The resource and reserve estimation was reviewed by Scott Jones, P.Eng.,
General Manager of Project Development for Taseko and a Qualified Person
under National Instrument 43-101. Mr. Jones has verified the methods used
to determine grade and tonnage in the geological model, reviewed the long
range mine plan, and directed the updated economic evaluation. The NI 43-101
technical report documenting these results is will be filed by February
24, 2007.
Corporate Development
From November 2006 to February 12, 2007 Taseko purchased an aggregate of approximately
3.3 million shares of bcMetals Corp., a publicly traded company, at an average
price of $1.17 per share in connection with an unsuccessful take-over bid
for bcMetals. Taseko intends to liquidate these shares in the
near future.
Taseko has agreed to subscribe for 7.3 million of Units of Continental Minerals
Corporation ("Continental") at $1.65 per Unit by exercise of a participation
right granted in conjunction with an existing Continental note held by Taseko.
This brings Taseko's aggregate holdings of Continental to 7,827,796
shares (6.9% of Continental's outstanding shares) and 7,318,182 warrants.
The note is due for repayment no later than August 31, 2007 and may be repaid
earlier in accordance with its terms.
Taseko will continue to actively pursue other investments and strategic
alliances that would be accretive to the value of the Company.
Financial Results
The Company's pre-tax earnings for the three months ended December 31,
2006 increased to $17.4 million, compared to $6.7 million for the three
months ended December 31, 2005. The increase in pre-tax earnings is due
mainly to higher sales of copper and molybdenum and higher realized metal
prices for sales during the quarter compared to the same period in the prior
year. The Company's after-tax earnings for the quarter increased to
$11.7 million, compared to $6.7 million for the same period in fiscal 2006.

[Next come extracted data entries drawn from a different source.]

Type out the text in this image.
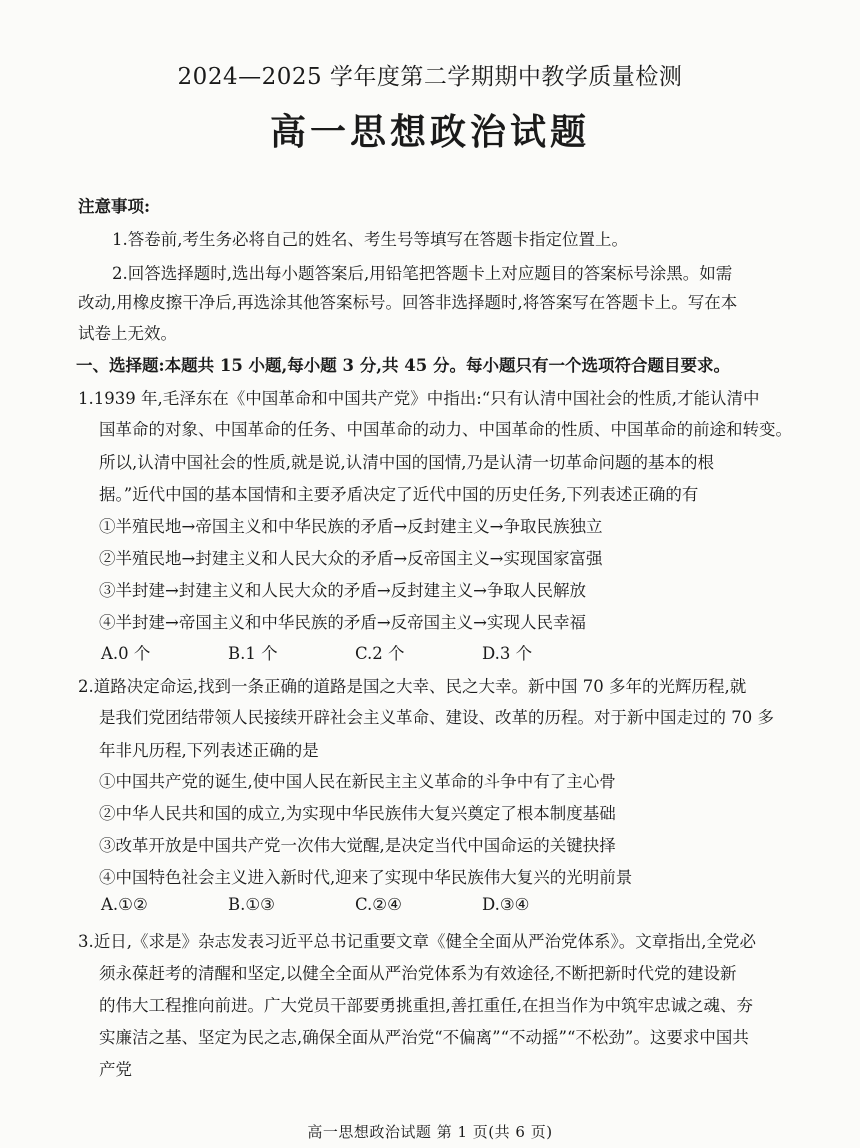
2024—2025 学年度第二学期期中教学质量检测
高一思想政治试题
注意事项:
1.答卷前,考生务必将自己的姓名、考生号等填写在答题卡指定位置上。
2.回答选择题时,选出每小题答案后,用铅笔把答题卡上对应题目的答案标号涂黑。如需
改动,用橡皮擦干净后,再选涂其他答案标号。回答非选择题时,将答案写在答题卡上。写在本
试卷上无效。
一、选择题:本题共 15 小题,每小题 3 分,共 45 分。每小题只有一个选项符合题目要求。
1.1939 年,毛泽东在《中国革命和中国共产党》中指出:“只有认清中国社会的性质,才能认清中
国革命的对象、中国革命的任务、中国革命的动力、中国革命的性质、中国革命的前途和转变。
所以,认清中国社会的性质,就是说,认清中国的国情,乃是认清一切革命问题的基本的根
据。”近代中国的基本国情和主要矛盾决定了近代中国的历史任务,下列表述正确的有
①半殖民地→帝国主义和中华民族的矛盾→反封建主义→争取民族独立
②半殖民地→封建主义和人民大众的矛盾→反帝国主义→实现国家富强
③半封建→封建主义和人民大众的矛盾→反封建主义→争取人民解放
④半封建→帝国主义和中华民族的矛盾→反帝国主义→实现人民幸福
A.0 个	B.1 个	C.2 个	D.3 个
2.道路决定命运,找到一条正确的道路是国之大幸、民之大幸。新中国 70 多年的光辉历程,就
是我们党团结带领人民接续开辟社会主义革命、建设、改革的历程。对于新中国走过的 70 多
年非凡历程,下列表述正确的是
①中国共产党的诞生,使中国人民在新民主主义革命的斗争中有了主心骨
②中华人民共和国的成立,为实现中华民族伟大复兴奠定了根本制度基础
③改革开放是中国共产党一次伟大觉醒,是决定当代中国命运的关键抉择
④中国特色社会主义进入新时代,迎来了实现中华民族伟大复兴的光明前景
A.①②	B.①③	C.②④	D.③④
3.近日,《求是》杂志发表习近平总书记重要文章《健全全面从严治党体系》。文章指出,全党必
须永葆赶考的清醒和坚定,以健全全面从严治党体系为有效途径,不断把新时代党的建设新
的伟大工程推向前进。广大党员干部要勇挑重担,善扛重任,在担当作为中筑牢忠诚之魂、夯
实廉洁之基、坚定为民之志,确保全面从严治党“不偏离”“不动摇”“不松劲”。这要求中国共
产党
高一思想政治试题 第 1 页(共 6 页)
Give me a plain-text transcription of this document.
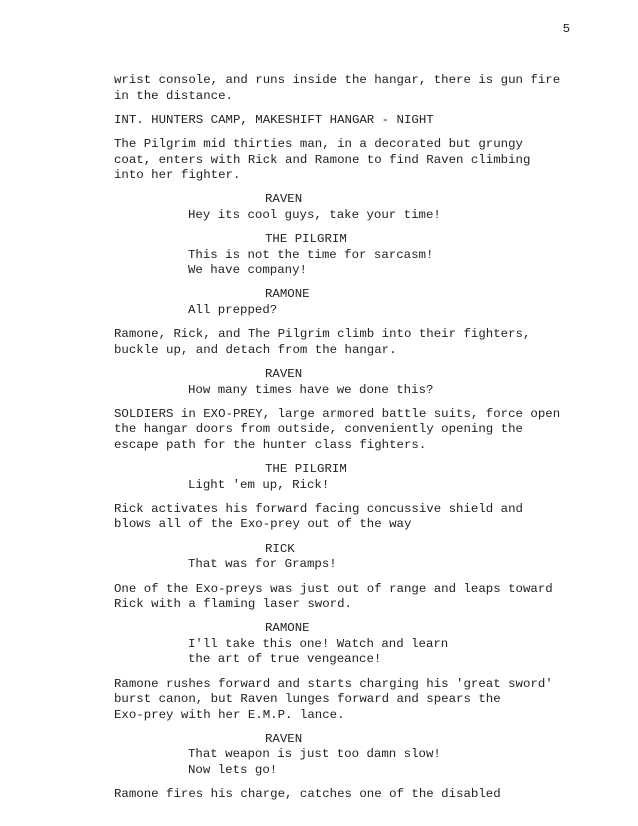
5
wrist console, and runs inside the hangar, there is gun fire
in the distance.
INT. HUNTERS CAMP, MAKESHIFT HANGAR - NIGHT
The Pilgrim mid thirties man, in a decorated but grungy
coat, enters with Rick and Ramone to find Raven climbing
into her fighter.
RAVEN
Hey its cool guys, take your time!
THE PILGRIM
This is not the time for sarcasm!
We have company!
RAMONE
All prepped?
Ramone, Rick, and The Pilgrim climb into their fighters,
buckle up, and detach from the hangar.
RAVEN
How many times have we done this?
SOLDIERS in EXO-PREY, large armored battle suits, force open
the hangar doors from outside, conveniently opening the
escape path for the hunter class fighters.
THE PILGRIM
Light 'em up, Rick!
Rick activates his forward facing concussive shield and
blows all of the Exo-prey out of the way
RICK
That was for Gramps!
One of the Exo-preys was just out of range and leaps toward
Rick with a flaming laser sword.
RAMONE
I'll take this one! Watch and learn
the art of true vengeance!
Ramone rushes forward and starts charging his 'great sword'
burst canon, but Raven lunges forward and spears the
Exo-prey with her E.M.P. lance.
RAVEN
That weapon is just too damn slow!
Now lets go!
Ramone fires his charge, catches one of the disabled
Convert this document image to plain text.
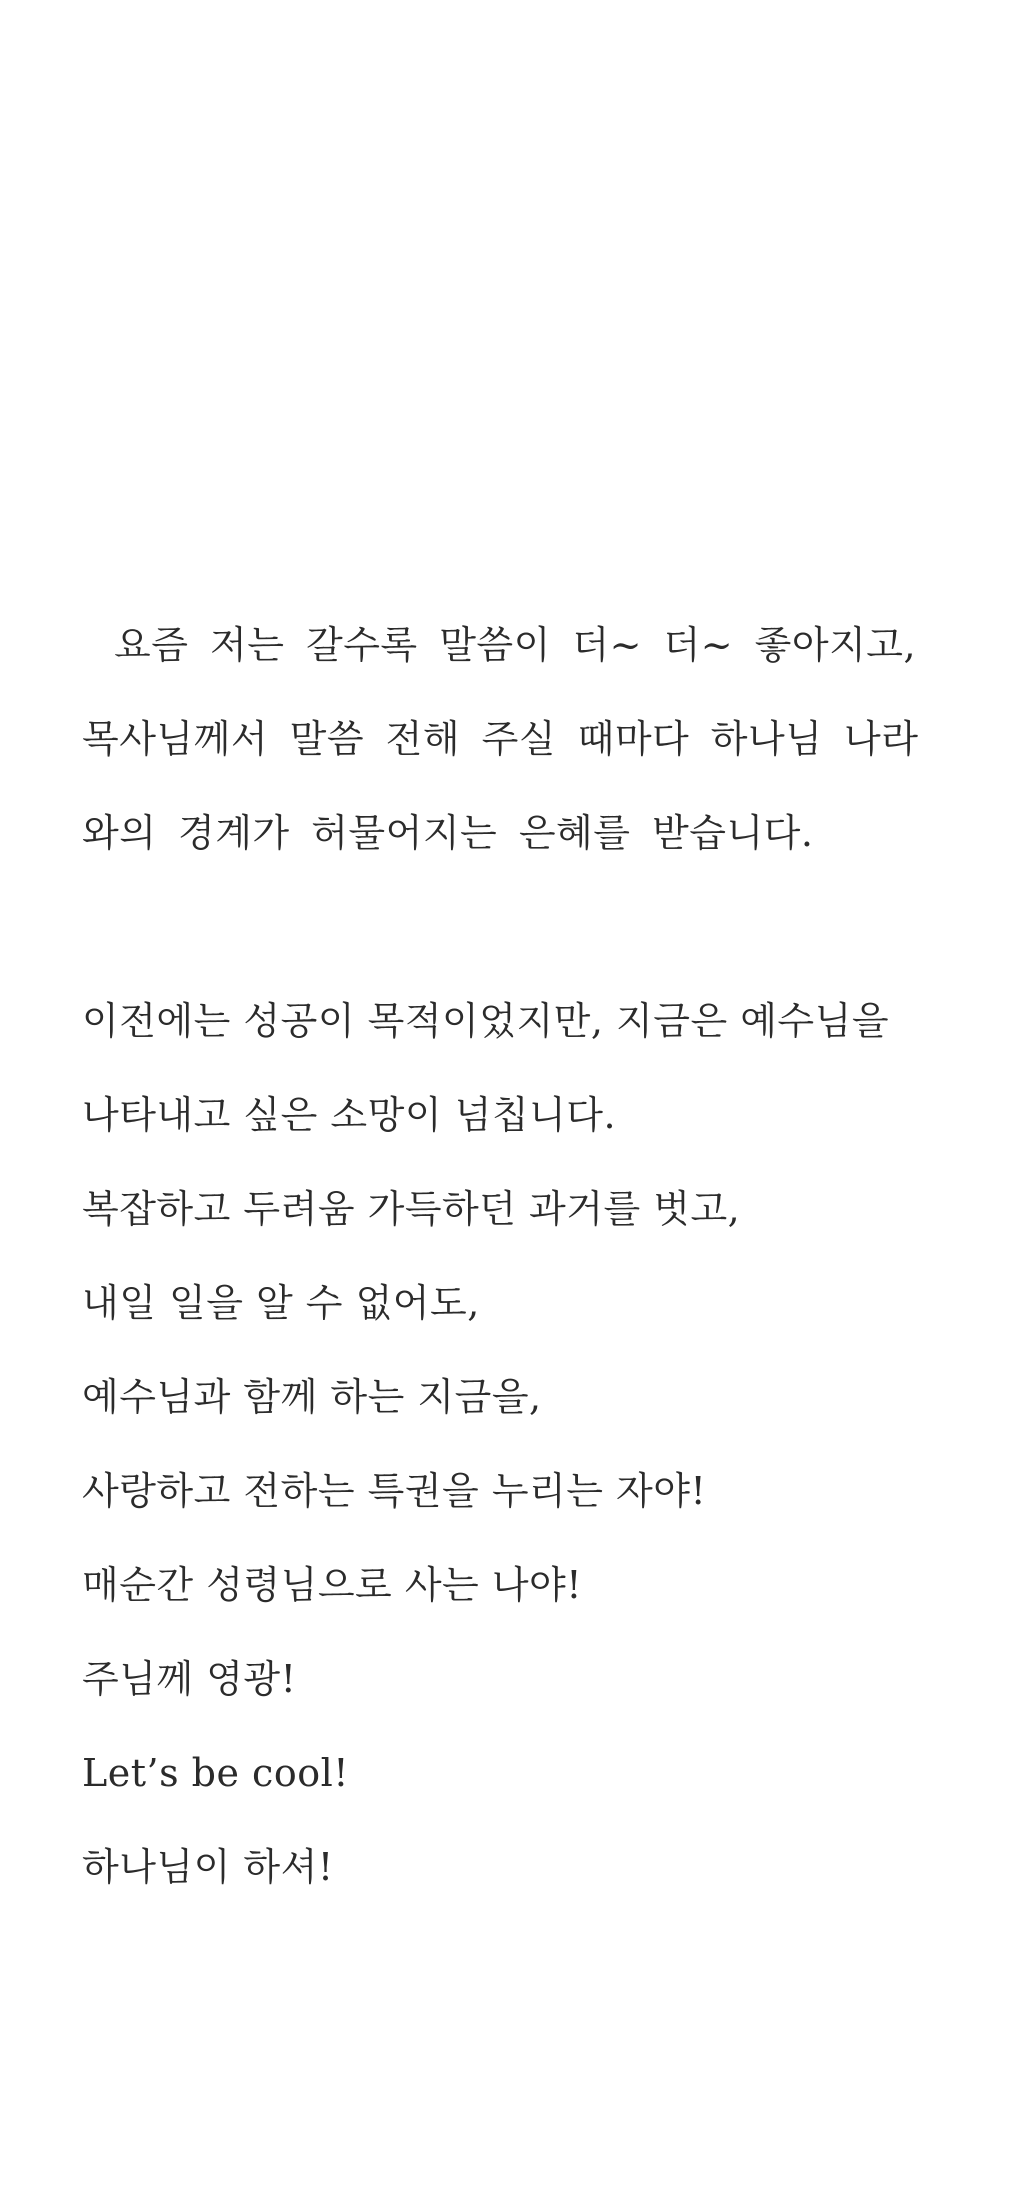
요즘 저는 갈수록 말씀이 더~ 더~ 좋아지고,
목사님께서 말씀 전해 주실 때마다 하나님 나라
와의 경계가 허물어지는 은혜를 받습니다.
이전에는 성공이 목적이었지만, 지금은 예수님을
나타내고 싶은 소망이 넘칩니다.
복잡하고 두려움 가득하던 과거를 벗고,
내일 일을 알 수 없어도,
예수님과 함께 하는 지금을,
사랑하고 전하는 특권을 누리는 자야!
매순간 성령님으로 사는 나야!
주님께 영광!
Let’s be cool!
하나님이 하셔!
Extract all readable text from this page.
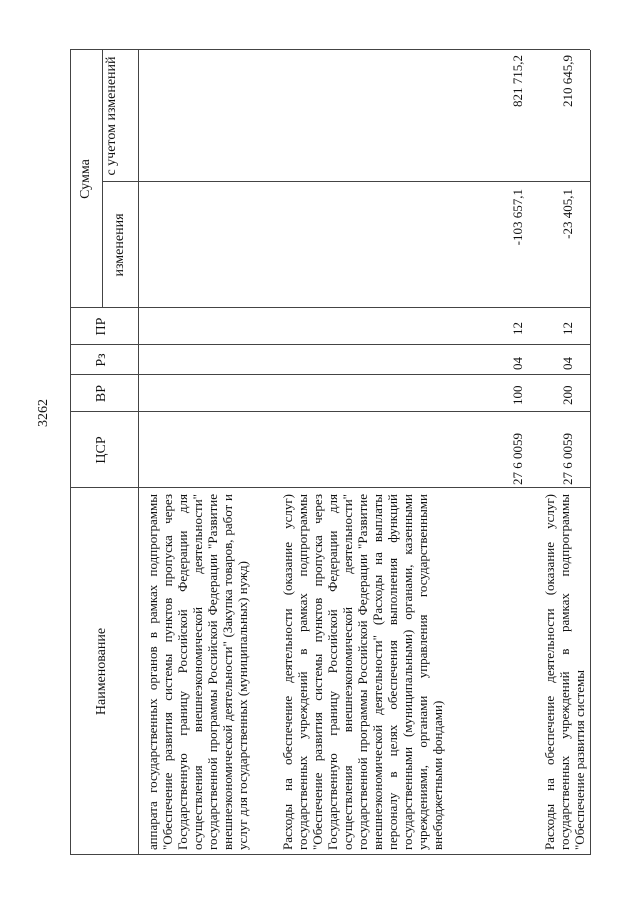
3262
Наименование
ЦСР
ВР
Рз
ПР
Сумма
изменения
с учетом изменений
аппарата государственных органов в рамках подпрограммы "Обеспечение развития системы пунктов пропуска через Государственную границу Российской Федерации для осуществления внешнеэкономической деятельности" государственной программы Российской Федерации "Развитие внешнеэкономической деятельности" (Закупка товаров, работ и услуг для государственных (муниципальных) нужд) Расходы на обеспечение деятельности (оказание услуг) государственных учреждений в рамках подпрограммы "Обеспечение развития системы пунктов пропуска через Государственную границу Российской Федерации для осуществления внешнеэкономической деятельности" государственной программы Российской Федерации "Развитие внешнеэкономической деятельности" (Расходы на выплаты персоналу в целях обеспечения выполнения функций государственными (муниципальными) органами, казенными учреждениями, органами управления государственными внебюджетными фондами)
27 6 0059
100
04
12
-103 657,1
821 715,2
Расходы на обеспечение деятельности (оказание услуг) государственных учреждений в рамках подпрограммы "Обеспечение развития системы
27 6 0059
200
04
12
-23 405,1
210 645,9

The Company reported revenues of $56.4 million for the quarter, compared
to $41.3 million in the first quarter of the prior year. Revenues increased
due to significantly higher copper prices and more pounds of copper sold.
Revenues from copper concentrate sales were $53.2 million (2006 - $36.2
million) and from molybdenum concentrate sales were $3.3 million (2006 -
$5.1 million).
Cost of sales for the quarter of fiscal 2007 was $36.6 million, compared
to $32.3 million for the same period in fiscal 2006. Costs of sales consists
of total production cost of $18.1 million (2006 - $22.5 million) for
metal produced and sold during the quarter, plus a drawdown of concentrate
inventory of $12.7 million (2006 - $3.9 million); silver credits of
$0.5 million (2006 - $0.4 million), and transportation and treatment
costs of $6.3 million (2006 - $6.3 million).
Amortization expense for the quarter was $0.4 million compared to $0.8 million
for the same period in fiscal 2006. The decrease was the result of a change
in the recoverable reserves and expected mine life at Gibraltar. Mining
and milling assets are amortized using the units of production method based
on tons mined and milled divided by the estimated tonnage to be recovered
in the mine plan. An increase in recoverable reserves results in higher
estimated tonnage to be recovered in the mine plan and hence, a reduced
annual amortization rate.
Exploration expenses increased to $1.9 million in the first three months
of fiscal 2007, compared to $0.3 million for the same period in fiscal 2006,
mainly related to a higher level of activity on the Prosperity project,
including preparation of an environmental impact assessment and an updated
feasibility study. During the quarter, Taseko also capitalized $1.0 million
of exploration expenses related to the increased reserves and life of mine
at Gibraltar.
General and administrative costs increased to $1.4 million in the first
three months of fiscal 2007 compared to $1.0 million for the same period
in fiscal 2006. The main increase was attributable to higher staffing levels
and an increase in corporate activities relating to the Company's acquisition
and tax planning initiatives.
Stock-based compensation increased to $0.8 million in the current quarter,
compared to $0.2 million in the same period in fiscal 2006, as a result
of the amortization of stock compensation on options granted during in the
prior fiscal year.
The Company recorded a foreign exchange gain of $1.5 million in the first
quarter of fiscal 2007 mainly due to an increase in the value of the United
States dollar compared to the Canadian dollar, as a significant portion
of the Company's cash reserves are denominated in US dollars. This increase
was partially offset by a foreign exchange loss on the Company's US
denominated convertible bonds.
Interest income increased to $2.8 million in the first quarter of fiscal
2007 (2006 - $1.6 million) mainly due to a higher cash reserve on hand.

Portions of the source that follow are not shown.